Ministers have presided over the death of fun and play in the primary school curriculum, according to the results of an inquiry published today.
The inquiry, commissioned by the National Association of Head Teachers, recommends scrapping end-of-term national curriculum tests and primary school league tables.
It argues that they have damaged children's education by putting them off learning through too much repetitive teaching for tests.
Its conclusions will put the country's largest headteachers' organisation on a collision course with the Government since Ed Balls, the Children, Schools and Families Secretary, said that league tables are here to stay, when he launched the the Government's 10-year children's plan on Tuesday.
The inquiry collected evidence from a range of organisations, academics and writers including the literacy expert Sue Palmer, the author of Toxic Childhood, which argues that today's children have been robbed of their childhood by the testing, targets and tables regime in schools.
In the inquiry report, she argues: "Fun and play are what motivate young children to learn and to want to go on learning."

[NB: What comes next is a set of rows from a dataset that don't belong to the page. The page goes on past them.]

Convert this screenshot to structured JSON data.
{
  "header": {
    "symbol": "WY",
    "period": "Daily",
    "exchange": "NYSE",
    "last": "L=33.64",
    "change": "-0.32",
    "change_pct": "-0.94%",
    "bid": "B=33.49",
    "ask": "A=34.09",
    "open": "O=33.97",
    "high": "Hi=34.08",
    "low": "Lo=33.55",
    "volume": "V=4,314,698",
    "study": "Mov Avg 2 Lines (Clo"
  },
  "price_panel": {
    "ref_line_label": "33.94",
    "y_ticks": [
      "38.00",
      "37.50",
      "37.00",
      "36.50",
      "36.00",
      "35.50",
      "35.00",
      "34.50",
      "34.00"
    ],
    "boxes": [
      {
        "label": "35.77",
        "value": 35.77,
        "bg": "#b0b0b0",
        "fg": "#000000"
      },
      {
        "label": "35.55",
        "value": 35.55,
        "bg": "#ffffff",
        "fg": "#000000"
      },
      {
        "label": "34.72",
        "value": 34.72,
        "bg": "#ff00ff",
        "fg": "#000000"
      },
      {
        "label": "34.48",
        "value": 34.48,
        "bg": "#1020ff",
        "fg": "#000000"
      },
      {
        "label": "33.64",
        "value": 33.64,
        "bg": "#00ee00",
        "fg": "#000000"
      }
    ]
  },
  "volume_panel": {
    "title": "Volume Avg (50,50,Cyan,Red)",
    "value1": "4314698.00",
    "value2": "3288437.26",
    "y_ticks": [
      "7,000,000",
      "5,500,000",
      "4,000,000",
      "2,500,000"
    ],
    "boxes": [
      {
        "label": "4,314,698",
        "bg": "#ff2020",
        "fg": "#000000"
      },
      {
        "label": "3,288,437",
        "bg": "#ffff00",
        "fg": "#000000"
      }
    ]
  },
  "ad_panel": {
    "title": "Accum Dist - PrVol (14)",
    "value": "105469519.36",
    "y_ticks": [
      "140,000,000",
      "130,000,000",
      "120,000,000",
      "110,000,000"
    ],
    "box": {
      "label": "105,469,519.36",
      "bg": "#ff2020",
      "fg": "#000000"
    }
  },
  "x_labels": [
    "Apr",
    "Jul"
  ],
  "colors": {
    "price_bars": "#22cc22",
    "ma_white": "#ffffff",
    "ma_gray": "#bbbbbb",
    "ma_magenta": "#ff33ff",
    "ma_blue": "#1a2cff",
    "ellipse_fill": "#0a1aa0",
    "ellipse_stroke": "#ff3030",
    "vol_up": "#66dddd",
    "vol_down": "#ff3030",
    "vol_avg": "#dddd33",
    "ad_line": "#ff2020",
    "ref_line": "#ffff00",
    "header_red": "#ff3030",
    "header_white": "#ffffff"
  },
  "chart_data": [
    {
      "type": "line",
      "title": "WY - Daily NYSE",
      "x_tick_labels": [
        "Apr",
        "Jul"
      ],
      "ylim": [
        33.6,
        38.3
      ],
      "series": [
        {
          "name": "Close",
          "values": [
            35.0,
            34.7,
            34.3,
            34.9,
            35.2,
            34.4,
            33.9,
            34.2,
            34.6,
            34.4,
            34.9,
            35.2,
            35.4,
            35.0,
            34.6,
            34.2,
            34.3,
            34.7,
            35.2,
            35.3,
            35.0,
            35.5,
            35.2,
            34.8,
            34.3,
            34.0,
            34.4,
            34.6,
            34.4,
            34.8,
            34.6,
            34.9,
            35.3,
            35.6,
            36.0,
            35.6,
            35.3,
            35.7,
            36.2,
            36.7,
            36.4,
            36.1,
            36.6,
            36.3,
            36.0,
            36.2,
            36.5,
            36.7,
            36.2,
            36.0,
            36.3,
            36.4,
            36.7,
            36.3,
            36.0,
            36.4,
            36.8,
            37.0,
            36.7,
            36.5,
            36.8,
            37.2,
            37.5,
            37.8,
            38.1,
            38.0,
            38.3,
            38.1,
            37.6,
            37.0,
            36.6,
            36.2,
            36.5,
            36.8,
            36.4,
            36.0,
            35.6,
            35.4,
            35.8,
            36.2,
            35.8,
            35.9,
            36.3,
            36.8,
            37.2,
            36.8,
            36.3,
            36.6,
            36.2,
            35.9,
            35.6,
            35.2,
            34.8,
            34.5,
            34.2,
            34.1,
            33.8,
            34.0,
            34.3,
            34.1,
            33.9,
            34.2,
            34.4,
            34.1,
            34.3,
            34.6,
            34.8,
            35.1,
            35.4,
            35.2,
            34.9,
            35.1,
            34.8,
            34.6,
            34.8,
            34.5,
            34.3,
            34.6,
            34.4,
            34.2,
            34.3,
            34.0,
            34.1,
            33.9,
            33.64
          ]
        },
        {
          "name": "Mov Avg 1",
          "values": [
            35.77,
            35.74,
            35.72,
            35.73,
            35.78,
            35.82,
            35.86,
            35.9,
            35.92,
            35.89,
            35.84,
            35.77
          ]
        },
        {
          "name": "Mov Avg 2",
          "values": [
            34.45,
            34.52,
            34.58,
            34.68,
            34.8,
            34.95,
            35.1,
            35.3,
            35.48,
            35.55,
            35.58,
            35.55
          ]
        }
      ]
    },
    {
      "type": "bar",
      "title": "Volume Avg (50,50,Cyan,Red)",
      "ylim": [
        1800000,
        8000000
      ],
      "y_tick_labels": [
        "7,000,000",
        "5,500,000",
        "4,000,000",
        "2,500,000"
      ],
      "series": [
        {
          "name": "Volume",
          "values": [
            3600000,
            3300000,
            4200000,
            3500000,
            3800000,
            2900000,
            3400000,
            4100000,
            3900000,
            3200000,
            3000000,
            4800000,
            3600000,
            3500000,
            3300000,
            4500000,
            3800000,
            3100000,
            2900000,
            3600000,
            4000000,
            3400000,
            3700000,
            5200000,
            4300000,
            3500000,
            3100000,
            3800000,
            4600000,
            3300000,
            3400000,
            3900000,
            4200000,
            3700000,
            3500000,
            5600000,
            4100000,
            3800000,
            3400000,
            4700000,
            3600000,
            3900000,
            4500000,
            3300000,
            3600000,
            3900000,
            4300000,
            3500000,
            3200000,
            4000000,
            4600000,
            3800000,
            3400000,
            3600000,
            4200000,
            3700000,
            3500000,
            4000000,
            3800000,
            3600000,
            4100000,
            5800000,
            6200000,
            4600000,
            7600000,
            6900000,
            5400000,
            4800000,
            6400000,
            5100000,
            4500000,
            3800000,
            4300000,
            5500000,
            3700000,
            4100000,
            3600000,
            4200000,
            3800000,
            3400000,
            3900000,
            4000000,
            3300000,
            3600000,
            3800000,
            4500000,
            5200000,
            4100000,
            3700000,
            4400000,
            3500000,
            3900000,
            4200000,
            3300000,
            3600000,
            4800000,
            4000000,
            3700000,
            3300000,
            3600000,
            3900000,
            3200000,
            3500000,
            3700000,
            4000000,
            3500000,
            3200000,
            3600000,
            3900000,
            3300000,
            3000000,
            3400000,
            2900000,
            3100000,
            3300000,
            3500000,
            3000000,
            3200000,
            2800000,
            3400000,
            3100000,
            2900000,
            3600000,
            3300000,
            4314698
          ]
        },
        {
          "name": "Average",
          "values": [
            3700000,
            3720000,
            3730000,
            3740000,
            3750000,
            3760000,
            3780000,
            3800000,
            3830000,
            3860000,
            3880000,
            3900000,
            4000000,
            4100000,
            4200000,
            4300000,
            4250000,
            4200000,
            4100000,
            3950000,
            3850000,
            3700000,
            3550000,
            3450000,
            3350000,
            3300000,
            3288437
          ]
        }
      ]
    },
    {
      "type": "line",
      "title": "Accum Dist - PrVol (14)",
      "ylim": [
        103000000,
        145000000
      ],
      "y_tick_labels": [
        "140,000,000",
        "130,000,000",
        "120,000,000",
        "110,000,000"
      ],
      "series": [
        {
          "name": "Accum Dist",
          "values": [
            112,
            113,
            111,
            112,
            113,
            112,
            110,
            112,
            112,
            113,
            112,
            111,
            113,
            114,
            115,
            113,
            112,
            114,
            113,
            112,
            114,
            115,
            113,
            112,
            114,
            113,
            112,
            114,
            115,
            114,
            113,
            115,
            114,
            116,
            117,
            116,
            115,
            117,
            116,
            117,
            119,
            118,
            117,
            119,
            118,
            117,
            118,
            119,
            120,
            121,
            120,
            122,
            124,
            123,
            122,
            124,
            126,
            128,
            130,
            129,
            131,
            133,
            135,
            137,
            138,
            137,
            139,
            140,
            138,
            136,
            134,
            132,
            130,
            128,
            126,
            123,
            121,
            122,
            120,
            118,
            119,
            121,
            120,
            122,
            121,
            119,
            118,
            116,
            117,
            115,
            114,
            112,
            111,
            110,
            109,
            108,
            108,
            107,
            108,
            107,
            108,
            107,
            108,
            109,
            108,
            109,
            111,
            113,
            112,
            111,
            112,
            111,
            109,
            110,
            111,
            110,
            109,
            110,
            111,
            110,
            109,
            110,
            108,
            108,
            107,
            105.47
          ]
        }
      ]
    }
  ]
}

She added: "The more teachers concentrate on teaching to the tests, the less time they have to spend on the range of activities young children need to develop them as balanced individuals.
"Sport and PE provide small bodies with the chance to ... develop physical co-ordination and control and learn valuable lessons about working as a team. Art, music and movement help children express themselves in a variety of ways and develop emotional resilience."
She concluded: "Parents looking for a more rounded education for their children, if they can afford it, may choose to go private."
The inquiry stresses that the NAHT is not against assessing pupils but argues the current national curriculum tests coupled with the primary school league tables are "deeply damaging to the quality of education and therefore to the standards of achievement in our schools".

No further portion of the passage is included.